Who Regulates Your Product Labels?
Does the U.S. Food and Drug Administration (FDA) regulate homeopathic product labels? Or does the U.S. Federal Trade Commission (FTC)? Is it both? While most members of the homeopathic industry have long understood that the FDA is responsible for over-the-counter (OTC) drug labels and labeling and the FTC is responsible for OTC drug advertising, the November 2016 release of the FTC’s guidance on homeopathic drug marketing claims has muddied the water. The historic division of labor between the FDA and the FTC is, in fact, largely a result of inter-agency agreements rather than black letter law.
While the FTC guidance never uses the word “label,” the trade press has quoted an FTC attorney as explaining that the FTC views its guidance on “marketing claims” for homeopathic drugs as covering labels as well as advertising. (That guidance, you’ll recall, claims that there is no modern science to support claims for homeopathic drugs and that only a very strongly worded label and advertising disclaimer could prevent consumer deception.)
Section 5(a) of the Federal Trade Commission Act (FTC Act) provides that “unfair or deceptive acts or practices in or affecting commerce…are…declared unlawful” (15 U.S.C. § 45(a)(1)). “Unfair” practices are defined as those that “cause[] or [are] likely to cause substantial injury to consumers which is not reasonably avoidable by consumers themselves and not outweighed by countervailing benefits to consumers or to competition” (15 U.S.C. § 45(n)). Section 12 of the FTC Act prohibits the false advertisement of “food, drugs, devices, services, or cosmetics” (15 U.S.C. § 52).
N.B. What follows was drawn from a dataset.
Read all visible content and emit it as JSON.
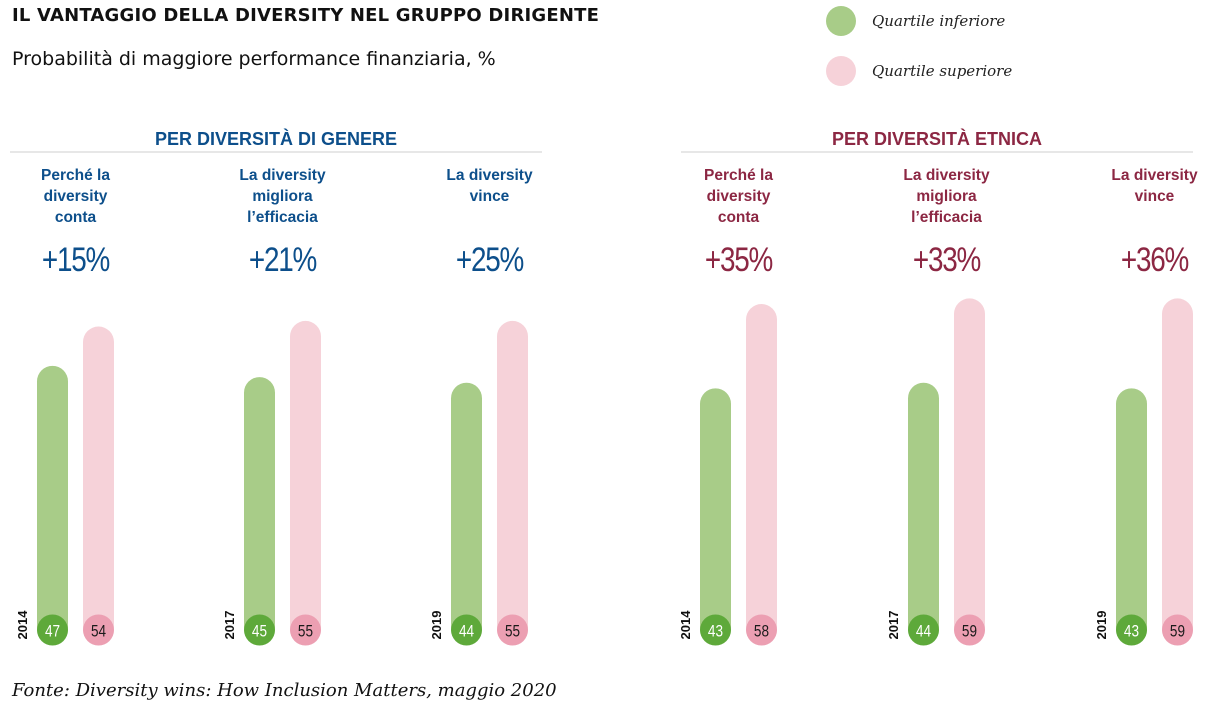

Because FDA has broad jurisdiction over drug labels, it was perhaps inevitable that confusion between the two agencies would arise. The solution was to adopt a Memorandum of Understanding (MOU) over how the two agencies would exercise jurisdiction. The first version was adopted in 1954. The current version, adopted in 1971, provides that, “in the absence of express agreement between the two agencies to the contrary,” the FDA will exercise primary jurisdiction over “all matters relating to the labeling of . . . drugs” while the FTC has primary jurisdiction over “all matters relating to the truth or falsity of advertising of . . . [OTC] drugs . . . .”[1]
While the MOU would seem to clearly require the FTC to obtain “express agreement” to impose any requirement on OTC homeopathic product labels, the MOU does not provide any procedure to let the public know whether or not that approval was obtained. So, for the moment, we don’t know if the FDA has approved the FTC’s actions. Also, it is not clear if there is a remedy (short of litigation) if the FTC did not obtain FDA permission.
[1] The Memorandum of Understanding also covers other products regulated by FDA.